Negotiate the sale: Team or product buy
All negotiations are about relative leverage (or the perception of leverage). In order to understand more about the company you plan to acquire, you should ask about cash position/burn rate, cap table, team size, product growth rates, and other factors. This will allow you to determine how desperate the founders are to exit.
Some additional rules of thumb:
1. If a company closed a funding round in the preceding 3–6 months, you usually need to pay at least a 50% premium on the valuation. In some cases their investors will try to push for a 2–3X valuation bump. However, if the overall market has shifted dramatically, the founders are desperate to exit, or the company has poor future prospects, you could trade at the last-round valuation or a discount.
2. The typical value per engineer, product manager, or designer is between $1 million and $3 million per person. Business, operations, or community managers tend to have low-to-negative value for a team buy (since in some cases they will not be part of the acquisition and you will need to pay severance). For special or outsized talent this may go as high as $5 million. Note this money is often spread across the cap table (mainly investors and founders) and retention.
3. Get a range of valuations to offer from your CEO or board, and then anchor as low as you reasonably can. A board typically approves an “up to” price for an acquisition, with an agreed-upon likely range (e.g., $15 million up to $20 million). If the situation is not super competitive, the deal team may anchor on the lower side (e.g., $12 million) to provide some room to move. If the situation is competitive, the deal team is more likely to open with an aggressive offer (e.g., $18 million).
4. Many corporate development teams quote total deal value in their opening bids without mentioning what part goes to the cap table (i.e., preferred and common stock) versus retention. This can materially impact value to founders, investors, and employees. Bids usually also ignore cash on hand.
- As an example, say you offer a $10 million purchase price to a six-person team with $1 million still in the bank. Since you are buying the company, you also get their cash, making the real purchase price $9 million. (Some people even use part of the company’s cash to pay bonuses to the team in a manner that does not impact the acquirer’s cash holdings.)
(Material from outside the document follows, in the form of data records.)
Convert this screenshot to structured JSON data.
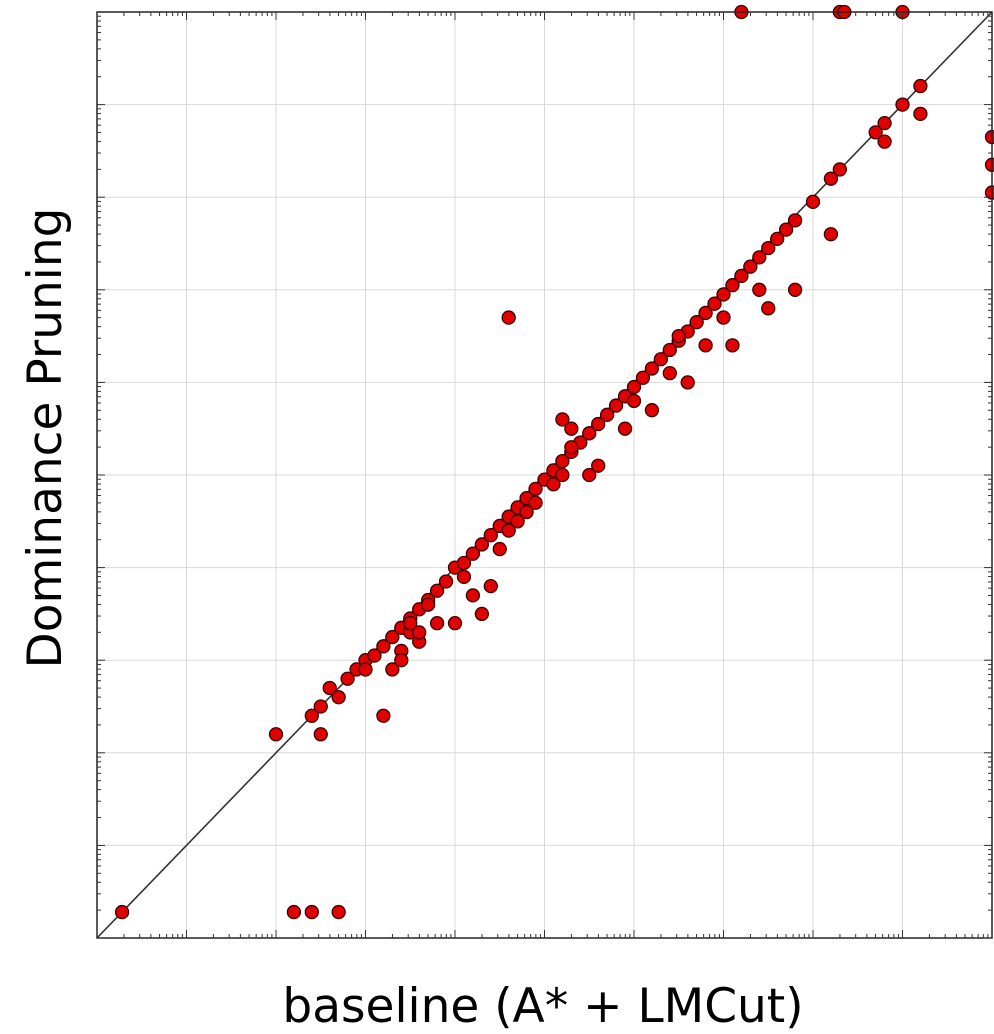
{
  "chart_data": {
    "type": "scatter",
    "title": "",
    "xlabel": "baseline (A* + LMCut)",
    "ylabel": "Dominance Pruning",
    "xlim": [
      0,
      10
    ],
    "ylim": [
      0,
      10
    ],
    "x_major_ticks": [
      1,
      2,
      3,
      4,
      5,
      6,
      7,
      8,
      9
    ],
    "y_major_ticks": [
      1,
      2,
      3,
      4,
      5,
      6,
      7,
      8,
      9
    ],
    "tick_labels_shown": false,
    "grid": true,
    "diagonal_reference_line": true,
    "colors": {
      "points": "#e00000",
      "point_edge": "#3a0000",
      "grid": "#d9d9d9",
      "diagonal": "#333333",
      "frame": "#222222"
    },
    "points": [
      [
        0.28,
        0.28
      ],
      [
        2.2,
        0.28
      ],
      [
        2.4,
        0.28
      ],
      [
        2.7,
        0.28
      ],
      [
        2.0,
        2.2
      ],
      [
        2.5,
        2.2
      ],
      [
        2.5,
        2.5
      ],
      [
        2.4,
        2.4
      ],
      [
        2.7,
        2.6
      ],
      [
        2.6,
        2.7
      ],
      [
        2.8,
        2.8
      ],
      [
        2.9,
        2.9
      ],
      [
        3.0,
        3.0
      ],
      [
        3.1,
        3.05
      ],
      [
        3.2,
        3.15
      ],
      [
        3.3,
        3.25
      ],
      [
        3.4,
        3.35
      ],
      [
        3.5,
        3.45
      ],
      [
        3.6,
        3.55
      ],
      [
        3.7,
        3.65
      ],
      [
        3.8,
        3.75
      ],
      [
        3.9,
        3.85
      ],
      [
        4.0,
        4.0
      ],
      [
        4.1,
        4.05
      ],
      [
        4.2,
        4.15
      ],
      [
        4.3,
        4.25
      ],
      [
        4.4,
        4.35
      ],
      [
        4.5,
        4.45
      ],
      [
        4.6,
        4.55
      ],
      [
        4.7,
        4.65
      ],
      [
        4.8,
        4.75
      ],
      [
        4.9,
        4.85
      ],
      [
        5.0,
        4.95
      ],
      [
        5.1,
        5.05
      ],
      [
        5.2,
        5.15
      ],
      [
        5.3,
        5.25
      ],
      [
        5.4,
        5.35
      ],
      [
        5.5,
        5.45
      ],
      [
        5.6,
        5.55
      ],
      [
        5.7,
        5.65
      ],
      [
        5.8,
        5.75
      ],
      [
        5.9,
        5.85
      ],
      [
        6.0,
        5.95
      ],
      [
        6.1,
        6.05
      ],
      [
        6.2,
        6.15
      ],
      [
        6.3,
        6.25
      ],
      [
        6.4,
        6.35
      ],
      [
        6.5,
        6.45
      ],
      [
        6.6,
        6.55
      ],
      [
        6.7,
        6.65
      ],
      [
        6.8,
        6.75
      ],
      [
        6.9,
        6.85
      ],
      [
        7.0,
        6.95
      ],
      [
        7.1,
        7.05
      ],
      [
        7.2,
        7.15
      ],
      [
        7.3,
        7.25
      ],
      [
        7.4,
        7.35
      ],
      [
        7.5,
        7.45
      ],
      [
        7.6,
        7.55
      ],
      [
        7.7,
        7.65
      ],
      [
        7.8,
        7.75
      ],
      [
        8.0,
        7.95
      ],
      [
        8.2,
        8.2
      ],
      [
        8.3,
        8.3
      ],
      [
        8.7,
        8.7
      ],
      [
        8.8,
        8.8
      ],
      [
        9.0,
        9.0
      ],
      [
        9.2,
        9.2
      ],
      [
        3.4,
        3.1
      ],
      [
        3.3,
        2.9
      ],
      [
        3.5,
        3.3
      ],
      [
        3.6,
        3.2
      ],
      [
        3.8,
        3.4
      ],
      [
        3.7,
        3.6
      ],
      [
        4.1,
        3.9
      ],
      [
        4.2,
        3.7
      ],
      [
        4.3,
        3.5
      ],
      [
        4.4,
        3.8
      ],
      [
        4.5,
        4.2
      ],
      [
        4.6,
        4.4
      ],
      [
        4.7,
        4.5
      ],
      [
        4.8,
        4.6
      ],
      [
        4.9,
        4.7
      ],
      [
        5.1,
        4.9
      ],
      [
        5.2,
        5.0
      ],
      [
        5.3,
        5.3
      ],
      [
        5.5,
        5.0
      ],
      [
        5.6,
        5.1
      ],
      [
        5.9,
        5.5
      ],
      [
        6.0,
        5.8
      ],
      [
        6.2,
        5.7
      ],
      [
        6.4,
        6.1
      ],
      [
        6.6,
        6.0
      ],
      [
        6.8,
        6.4
      ],
      [
        7.0,
        6.7
      ],
      [
        7.1,
        6.4
      ],
      [
        7.4,
        7.0
      ],
      [
        7.5,
        6.8
      ],
      [
        7.8,
        7.0
      ],
      [
        8.2,
        7.6
      ],
      [
        8.8,
        8.6
      ],
      [
        9.2,
        8.9
      ],
      [
        3.2,
        2.4
      ],
      [
        3.0,
        2.9
      ],
      [
        4.0,
        3.4
      ],
      [
        3.4,
        3.0
      ],
      [
        3.6,
        3.3
      ],
      [
        3.5,
        3.4
      ],
      [
        6.5,
        6.5
      ],
      [
        4.6,
        6.7
      ],
      [
        5.2,
        5.6
      ],
      [
        5.3,
        5.5
      ],
      [
        7.2,
        10.0
      ],
      [
        8.3,
        10.0
      ],
      [
        8.35,
        10.0
      ],
      [
        9.0,
        10.0
      ],
      [
        10.0,
        8.65
      ],
      [
        10.0,
        8.35
      ],
      [
        10.0,
        8.05
      ]
    ]
  }
}
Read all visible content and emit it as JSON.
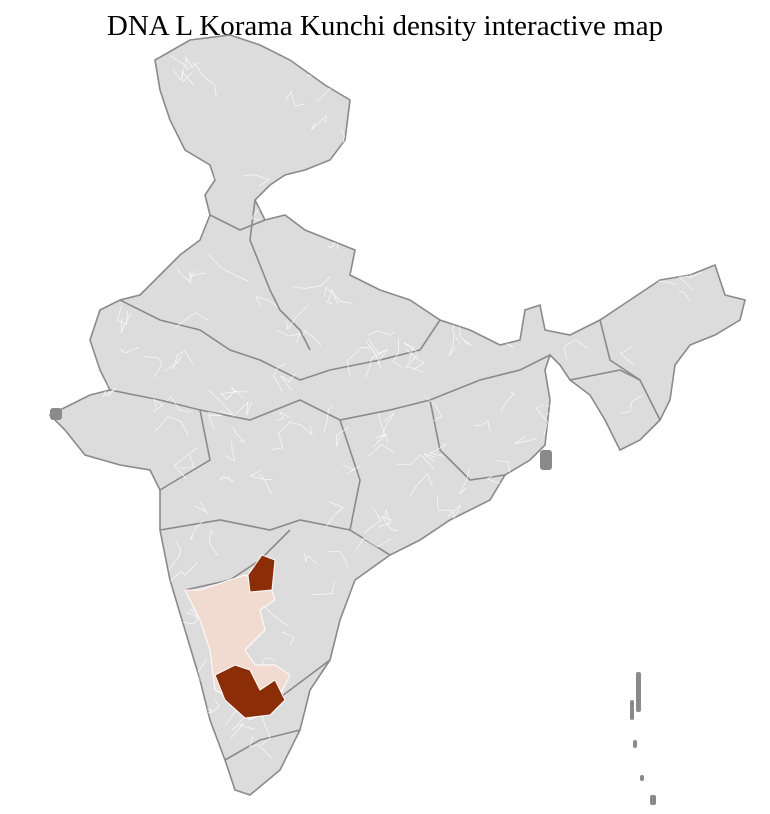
{
  "title": "DNA L Korama Kunchi density interactive map",
  "colors": {
    "base": "#dcdcdc",
    "district_border": "#ffffff",
    "state_border": "#8a8a8a",
    "high_density": "#8b2e08",
    "low_density": "#f1dbd0"
  },
  "regions": [
    {
      "area": "Karnataka (most districts)",
      "level": "low"
    },
    {
      "area": "Northeastern Karnataka districts",
      "level": "high"
    },
    {
      "area": "Southern Karnataka districts",
      "level": "high"
    }
  ]
}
- In reality this offer may mean $6 million to the cap table and $3 million in retention. So, if a founder owns 20% of the company at this stage, she will receive $1.2 million, not the $2 million she likely expected when you quoted a $10 million offer. The remaining $3 million may include additional retention for the founder, but is likely to also be split among the other five employees (i.e., $500,000 in four years of retention each, including the founder).
- In many cases, once an entrepreneur decides to exit and is excited by an initial offer, she will not walk away once she fully understands the nuances of the deal. At that point, she has already seen the light at the end of the tunnel (“I don’t need to wake up in a cold sweat in the middle of the night anymore!”) and has mentally spent the money (“I can finally pay off my credit cards and buy a condo!”). This is why entrepreneurs should always talk to a small subset of their investors or advisors when they receive an acquisition offer. They need experienced people, who have seen this happen a bunch of times, to help them avoid the common traps laid by savvy corporate development people.
In general, it is important that the person negotiating the deal with the founder not be the same person that the founder will eventually report to or work with day-to-day. There are often bad feelings between a deal person and at least some of the entrepreneurs who get acquired. Letting go of your startup baby is hard to do, and negotiations can be tough on first-time entrepreneurs.
Negotiate the sale: Strategic asset
When buying a strategic asset some key principles are:
1. Buying strategic assets is also a sale by your company. Facebook’s ability to buy Whatsapp and Instagram was a reflection of the relationship Zuckerberg had built with each founder in advance. Over time he sold the other CEOs on the benefits of joining Facebook and built a trusted relationship. Effectively, Zucerkberg sold Facebook to Whatsapp rather than the other way around.
2. The CEO needs to get involved. As CEO, you will need to be part of the relationship building leading up to the acquisition, and some aspects of the actual deal itself. If your counter party CEO feels they have a relationship to you, they will trust you with their, and their company’s, future. It will be easier to negotiate and close the deal.
3. Move quickly. Especially if there are multiple parties bidding on the asset, moving quickly to a conclusion may benefit you enormously by creating time pressure or a sense of inevitability that you are the right choice. It will also show professionalism and a lack of dickering on minor items. Google famously bought YouTube in less than a week for $1.6 billion.